When you take weed as example - that's not a problem because it doesn't make your body addicted to (but your brain, which is really not that big problem). I'm consuming that since 25y (in average daily) and comparable lot with 5-10J per day. If I'm about to be empty, I start to get nervous because I don't want not to smoke. But if I decide to stop it, I have 2 weeks where I'm really not a good guy. But that's all. It's more the nicotine. If I can't smoke, I search for a solution so I can.
If you smoke opium, try to do that:) if you take fentanyl, try to do it. So you basically have no experience and talking about "it should be allowed because it's just obstipation and a little addiction" in my eyes.. to naive look. The same I see with the young people who are against prohibition by the state but for self decisions.. LOL. they're the first one getting hooked on it.
> s a f*ing addictive making drug. You don't have experience with that it seems and thinking it's romantic or something? The addicts suffer a lot, they can't work high but can't be not be high.
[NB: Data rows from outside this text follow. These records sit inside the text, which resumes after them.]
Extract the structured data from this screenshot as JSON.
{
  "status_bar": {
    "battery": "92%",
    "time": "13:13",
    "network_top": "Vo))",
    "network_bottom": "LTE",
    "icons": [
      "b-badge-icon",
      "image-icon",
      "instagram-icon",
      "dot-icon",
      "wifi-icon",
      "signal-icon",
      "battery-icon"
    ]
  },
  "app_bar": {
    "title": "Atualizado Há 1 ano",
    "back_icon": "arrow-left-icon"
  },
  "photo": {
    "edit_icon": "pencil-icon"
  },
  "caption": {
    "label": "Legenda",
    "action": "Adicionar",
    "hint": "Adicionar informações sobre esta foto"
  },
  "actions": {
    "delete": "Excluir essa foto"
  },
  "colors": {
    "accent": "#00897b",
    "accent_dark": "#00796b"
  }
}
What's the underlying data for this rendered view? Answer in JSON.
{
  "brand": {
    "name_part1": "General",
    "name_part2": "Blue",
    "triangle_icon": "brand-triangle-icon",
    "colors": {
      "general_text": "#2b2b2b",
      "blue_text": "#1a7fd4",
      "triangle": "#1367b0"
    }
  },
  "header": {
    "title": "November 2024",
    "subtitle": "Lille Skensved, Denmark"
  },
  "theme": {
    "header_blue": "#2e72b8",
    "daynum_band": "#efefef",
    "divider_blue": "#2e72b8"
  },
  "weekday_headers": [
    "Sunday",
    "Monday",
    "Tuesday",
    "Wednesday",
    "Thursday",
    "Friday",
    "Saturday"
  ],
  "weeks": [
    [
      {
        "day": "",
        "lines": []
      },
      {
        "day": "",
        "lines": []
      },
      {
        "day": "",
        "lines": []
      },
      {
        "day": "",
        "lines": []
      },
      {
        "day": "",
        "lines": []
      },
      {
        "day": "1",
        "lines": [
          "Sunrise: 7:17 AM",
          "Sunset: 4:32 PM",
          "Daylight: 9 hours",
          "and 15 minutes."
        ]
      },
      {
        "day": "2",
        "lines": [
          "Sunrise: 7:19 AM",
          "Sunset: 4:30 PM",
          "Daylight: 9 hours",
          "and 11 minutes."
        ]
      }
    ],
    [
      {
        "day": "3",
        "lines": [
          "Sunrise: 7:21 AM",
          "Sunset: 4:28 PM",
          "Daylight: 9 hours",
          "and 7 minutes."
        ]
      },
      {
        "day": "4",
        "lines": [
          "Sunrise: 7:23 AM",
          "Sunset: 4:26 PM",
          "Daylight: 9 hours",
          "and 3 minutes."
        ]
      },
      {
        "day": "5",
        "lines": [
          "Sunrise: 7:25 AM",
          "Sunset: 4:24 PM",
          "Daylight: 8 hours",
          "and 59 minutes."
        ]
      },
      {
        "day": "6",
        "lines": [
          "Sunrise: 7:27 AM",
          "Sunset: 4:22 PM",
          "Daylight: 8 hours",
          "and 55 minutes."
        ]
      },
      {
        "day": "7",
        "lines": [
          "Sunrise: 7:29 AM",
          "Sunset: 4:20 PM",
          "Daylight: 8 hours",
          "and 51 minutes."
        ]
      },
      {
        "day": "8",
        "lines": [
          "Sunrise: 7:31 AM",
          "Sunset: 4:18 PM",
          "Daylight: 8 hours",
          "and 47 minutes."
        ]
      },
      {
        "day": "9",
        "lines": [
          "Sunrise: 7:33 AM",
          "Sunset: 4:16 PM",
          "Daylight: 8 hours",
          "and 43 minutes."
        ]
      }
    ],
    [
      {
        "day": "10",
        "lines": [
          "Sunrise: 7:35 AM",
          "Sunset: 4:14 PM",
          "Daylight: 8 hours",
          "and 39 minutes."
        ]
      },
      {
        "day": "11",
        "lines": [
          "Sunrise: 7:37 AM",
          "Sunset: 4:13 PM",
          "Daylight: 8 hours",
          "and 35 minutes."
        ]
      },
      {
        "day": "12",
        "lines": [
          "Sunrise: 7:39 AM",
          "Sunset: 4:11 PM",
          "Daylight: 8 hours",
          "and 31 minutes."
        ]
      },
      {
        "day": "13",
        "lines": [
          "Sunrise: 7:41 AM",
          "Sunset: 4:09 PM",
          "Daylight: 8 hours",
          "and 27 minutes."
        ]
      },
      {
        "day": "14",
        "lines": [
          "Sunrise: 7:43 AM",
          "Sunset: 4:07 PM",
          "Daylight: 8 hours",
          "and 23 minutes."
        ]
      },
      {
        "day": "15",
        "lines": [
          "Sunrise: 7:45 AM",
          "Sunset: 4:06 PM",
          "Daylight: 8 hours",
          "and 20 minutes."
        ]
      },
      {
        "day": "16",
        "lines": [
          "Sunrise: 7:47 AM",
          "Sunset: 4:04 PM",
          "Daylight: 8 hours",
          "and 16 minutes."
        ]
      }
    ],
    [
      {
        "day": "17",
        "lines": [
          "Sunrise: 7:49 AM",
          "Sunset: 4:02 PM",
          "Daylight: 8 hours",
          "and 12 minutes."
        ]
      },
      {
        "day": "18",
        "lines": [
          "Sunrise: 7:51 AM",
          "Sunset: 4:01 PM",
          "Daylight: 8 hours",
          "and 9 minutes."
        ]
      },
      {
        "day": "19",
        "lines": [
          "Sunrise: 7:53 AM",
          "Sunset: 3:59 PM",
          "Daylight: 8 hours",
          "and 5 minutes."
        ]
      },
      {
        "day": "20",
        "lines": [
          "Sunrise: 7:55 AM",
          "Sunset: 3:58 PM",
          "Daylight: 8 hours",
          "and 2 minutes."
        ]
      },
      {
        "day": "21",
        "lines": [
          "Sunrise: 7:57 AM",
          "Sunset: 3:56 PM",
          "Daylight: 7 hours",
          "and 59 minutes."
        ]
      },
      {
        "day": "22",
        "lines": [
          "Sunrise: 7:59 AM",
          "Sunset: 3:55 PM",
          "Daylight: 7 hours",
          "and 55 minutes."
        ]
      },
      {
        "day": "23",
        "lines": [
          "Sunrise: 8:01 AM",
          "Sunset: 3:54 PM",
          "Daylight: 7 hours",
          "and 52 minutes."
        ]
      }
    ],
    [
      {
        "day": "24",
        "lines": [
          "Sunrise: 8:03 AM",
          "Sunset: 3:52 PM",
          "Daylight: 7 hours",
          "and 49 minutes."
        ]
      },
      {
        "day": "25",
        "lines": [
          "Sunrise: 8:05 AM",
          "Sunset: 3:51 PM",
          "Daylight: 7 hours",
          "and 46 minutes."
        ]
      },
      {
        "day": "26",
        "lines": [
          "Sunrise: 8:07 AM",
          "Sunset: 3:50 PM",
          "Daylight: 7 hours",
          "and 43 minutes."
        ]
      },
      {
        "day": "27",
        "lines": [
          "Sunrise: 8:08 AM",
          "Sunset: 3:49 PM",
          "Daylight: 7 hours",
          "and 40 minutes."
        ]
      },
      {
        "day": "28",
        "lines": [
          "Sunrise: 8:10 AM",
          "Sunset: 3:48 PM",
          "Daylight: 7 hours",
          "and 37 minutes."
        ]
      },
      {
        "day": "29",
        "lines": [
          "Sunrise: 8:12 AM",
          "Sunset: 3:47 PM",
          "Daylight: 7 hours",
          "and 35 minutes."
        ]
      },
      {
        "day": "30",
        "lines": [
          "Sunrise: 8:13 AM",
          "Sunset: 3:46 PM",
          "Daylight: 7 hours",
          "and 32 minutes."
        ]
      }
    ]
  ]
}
Steady on, no need to swear
I have extensive experience of addiction
Opiate addicts cab easily be useful productive members of society
It is how herion addiction was treated in England until the 1970s when the Americans threatened them into stopping
People who are at rock bottom are often drug addicts to, but in most cases it is not the drugs that get them there, and it is the police, law, and stigma that keep them there
Ok I'm sorry. You're right, no need to swear. I'm with you in the means drug addicts can also be a driving force.. not necessary they are completely useless. And yes, it's stigmatizing and it's done by the laws.
But I think it's better not to let the addiction even start, what would inadvertently happen if the handling of such substances is not regulated (not necessary completely unregulated in the means letting it up to the people to decide whether they want to try it or not)
Because it's the beginning, and the possibilities are very high that people start to like it and can't handle such freedom.
The same discussion is right about in Germany. From the 1st of April, weed ist partially legalized. So we have had people who did consume before (like me) and who now start to try it and - in between this both groups - people who did not consume frequently, but start to consume at higher levels (not like me, daily, but more often then once, twice a month..).
In Portugal (fully) and Spain (some kind of fully legalized) weed has been legalized since a long enough time for them to get the counts. O don't have sources by hand, but they tell statistically, around 30 percent more consumption and around 30 percent more of psychological problems emerged since legalization.
I don't care the numbers, except there was a rise since deregulation. I believe it's more than 30 percent. With me personally nothing changed really. So I think this 30 percent are from people consuming irregularly (now regularly) and new starters. The old consumers won't change their behavior much, because it was already at high levels before. So I'm thinking, if stronger things are not regulated anymore, then we will have a lot of addicts .. and with a stuff, that makes you strong addicted to, it's not fun anymore.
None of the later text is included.